Probabilmente nella oramai lunga carriera di Cat Power rimane un punto fermo terapeutico rilasciare a frequenza irregolare le proprie versioni di canzoni di altri, probabilmente si tratta di fasi in cui il carico musicale, certo di ascolti e ascolti di cose che ti colpiscono per affinità o per l’incommensurabile astrazione del bello, diventa un bagaglio interiore talmente incandescente che deve venire a patti con la sua catarsi in qualcosa di meglio definito, e sicuramente questo mettersi in gioco con idee e creazioni altrui è il miglior modo per la Marshall per riprendere il filo col rapporto con la musica ed in sintesi con sè stessa.
Sembra quindi teneramente evidente come si senta il bisogno esplicito di dover immagazzinare il fascino di questa linfa musicale che si trova nell’aria, come lei ama definire, per riuscire ad entrare di necessità a contatto con questo universo di emozioni sonore, da catturare perchè presenti dentro e fuori il corpo di questa 50enne, in perenne fragile equilibrio emotivo, che concentra ancora una volta in un album di covers tutto il suo mondo a variabile intensità , riuscendo a trovare un luogo sicuro dove far convivere, ancora una volta in modo assolutamente convincente, gusto, coraggio e sincerità di esecuzione.

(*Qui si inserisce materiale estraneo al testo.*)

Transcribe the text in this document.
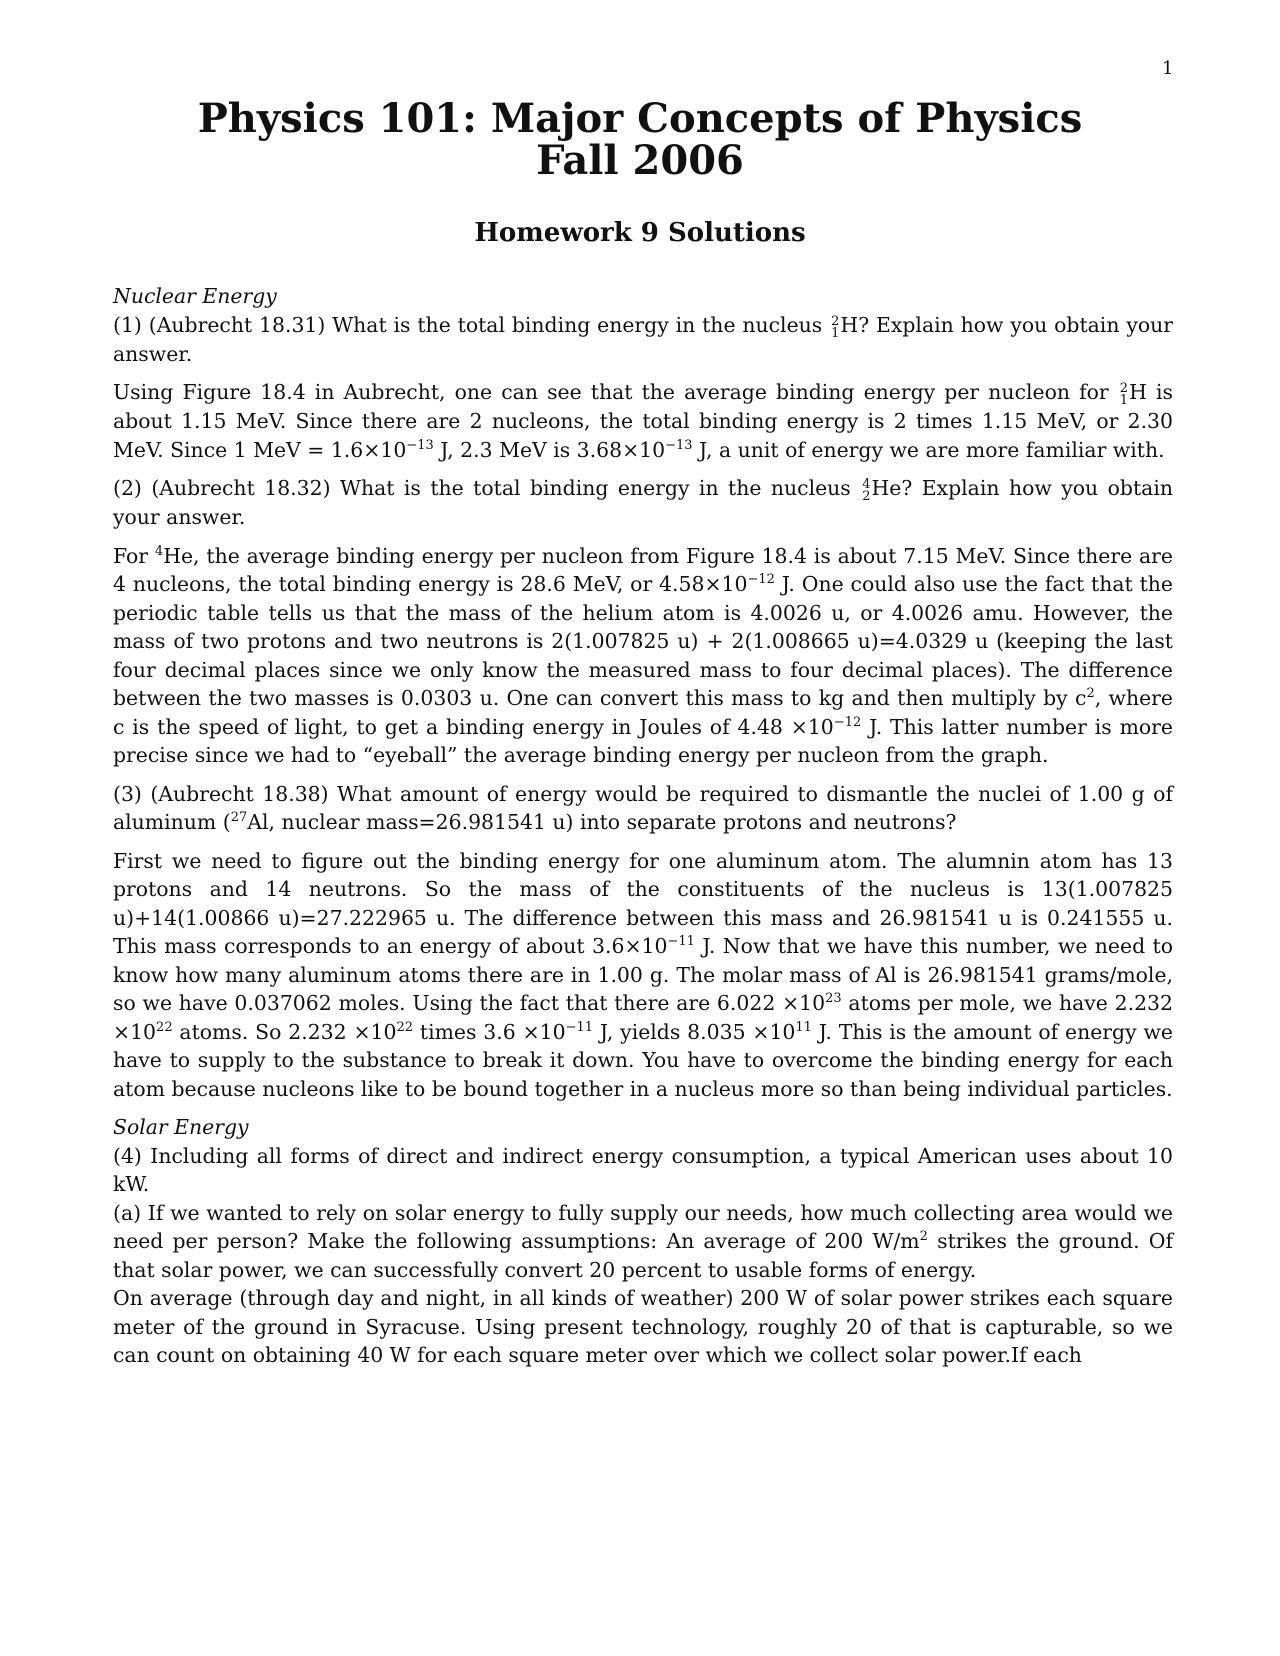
1
Physics 101: Major Concepts of Physics
Fall 2006
Homework 9 Solutions

Nuclear Energy

(1) (Aubrecht 18.31) What is the total binding energy in the nucleus 2
1 H? Explain how you obtain your answer.

Using Figure 18.4 in Aubrecht, one can see that the average binding energy per nucleon for 2
1 H is about 1.15 MeV. Since there are 2 nucleons, the total binding energy is 2 times 1.15 MeV, or 2.30 MeV. Since 1 MeV = $1.6\times 10^{-13}$ J, 2.3 MeV is $3.68\times 10^{-13}$ J, a unit of energy we are more familiar with.

(2) (Aubrecht 18.32) What is the total binding energy in the nucleus 4
2 He? Explain how you obtain your answer.

For $^4$He, the average binding energy per nucleon from Figure 18.4 is about 7.15 MeV. Since there are 4 nucleons, the total binding energy is 28.6 MeV, or $4.58\times 10^{-12}$ J. One could also use the fact that the periodic table tells us that the mass of the helium atom is 4.0026 u, or 4.0026 amu. However, the mass of two protons and two neutrons is 2(1.007825 u) + 2(1.008665 u)=4.0329 u (keeping the last four decimal places since we only know the measured mass to four decimal places). The difference between the two masses is 0.0303 u. One can convert this mass to kg and then multiply by $c^2$, where c is the speed of light, to get a binding energy in Joules of $4.48 \times 10^{-12}$ J. This latter number is more precise since we had to “eyeball” the average binding energy per nucleon from the graph.

(3) (Aubrecht 18.38) What amount of energy would be required to dismantle the nuclei of 1.00 g of aluminum ($^{27}$Al, nuclear mass=26.981541 u) into separate protons and neutrons?

First we need to figure out the binding energy for one aluminum atom. The alumnin atom has 13 protons and 14 neutrons. So the mass of the constituents of the nucleus is 13(1.007825 u)+14(1.00866 u)=27.222965 u. The difference between this mass and 26.981541 u is 0.241555 u. This mass corresponds to an energy of about $3.6\times 10^{-11}$ J. Now that we have this number, we need to know how many aluminum atoms there are in 1.00 g. The molar mass of Al is 26.981541 grams/mole, so we have 0.037062 moles. Using the fact that there are $6.022 \times 10^{23}$ atoms per mole, we have $2.232 \times 10^{22}$ atoms. So $2.232 \times 10^{22}$ times $3.6 \times 10^{-11}$ J, yields $8.035 \times 10^{11}$ J. This is the amount of energy we have to supply to the substance to break it down. You have to overcome the binding energy for each atom because nucleons like to be bound together in a nucleus more so than being individual particles.

Solar Energy

(4) Including all forms of direct and indirect energy consumption, a typical American uses about 10 kW.

(a) If we wanted to rely on solar energy to fully supply our needs, how much collecting area would we need per person? Make the following assumptions: An average of 200 $W/m^2$ strikes the ground. Of that solar power, we can successfully convert 20 percent to usable forms of energy.

On average (through day and night, in all kinds of weather) 200 W of solar power strikes each square meter of the ground in Syracuse. Using present technology, roughly 20 of that is capturable, so we can count on obtaining 40 W for each square meter over which we collect solar power.If each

Dentro “Covers” ci sono brani di autori cari a Chan da sempre, (Iggy Pop, Nick, Cave, The Replacement, Jasckson Brown ) con qualche sorpresa (Frank Ocean) e l’aggiunta di una cover di un suo pezzo “Hate” che nel disco diventa “Unhate”, in un processo che vede la band accompagnare la calda voce della Marshall al solito incorporandola dentro noti lidi che sanno molto di un’America soul rurale anni 70, con pochissime concessioni all’elettronica, ma concentrandosi sull’essenza dei pezzi, ognuno come un capitolo ben riuscito dentro un romanzo perimetrale, in questo meravigliosamente riuscendo a contribuire alla volonta di filtro personale della canzone da parte dell’artista di “The Greatest”, che alla fine di tale esperienza riflessiva di traduzione di queste composizioni produce un risultato che a posteriori non si distacca molto da quello che abbiamo sempre voluto e conosciuto del soggetto Cat Power, delle limpide ballate a volte minimali con qualche linea di piano a suggello (“Here comes a regular”), altre quasi gospel ninna nanna ( “Pair Of Brown Eyes”), in grado di creare quel clima a noi così caro dei momenti più veri della cantante di Atlanta, e che danno la dimostrazione precisa di come poi tutto si riconduca a un discorso di sensibilità , senza eccessi, un pizzico di metodo, ma molta, molta fiducia nell’ispirazione da studio, “io e la band e questo feeling che mi porto con me da un pò”.
Non ci rimane altro che farci coccolare da queste mature intrerpretazioni, di un’artista ormai così consapevole della propria capacità di modellare la bellezza che ci circonda nell’aria che a volte dà come l’idea di essere quasi arrivata a poter dire solo questo e niente più di nuovo, ma è forse troppo umiliante parlare in questi termini dopo aver riscontrato il buon valore di queste canzoni, dopo aver apprezzato la lunga e tormentata stagione sull’orlo di una eterna crisi di nervi di Chan, così poco definibile, così tenera,così a noi vicina nell’eterno tentativo di fissare ciò che il flusso di coscienza le impone di fare, che non possiamo che accettare l’ennesimo disco di covers,che forse per altri potrebbe essere solo una dimostrazione di mancanza di idee, ma che invece qui è un’ancora felice per far rivivere un patrimonio comune , grazie alla sicurezza soprattutto dell’ineguagliabile interpretazione canora, che accarezza le parole accompagnandole anche oltre la loro durata, estendendo in una specie di scia il legame fra liriche originarie ed il senso per la cantante di queste operazioni.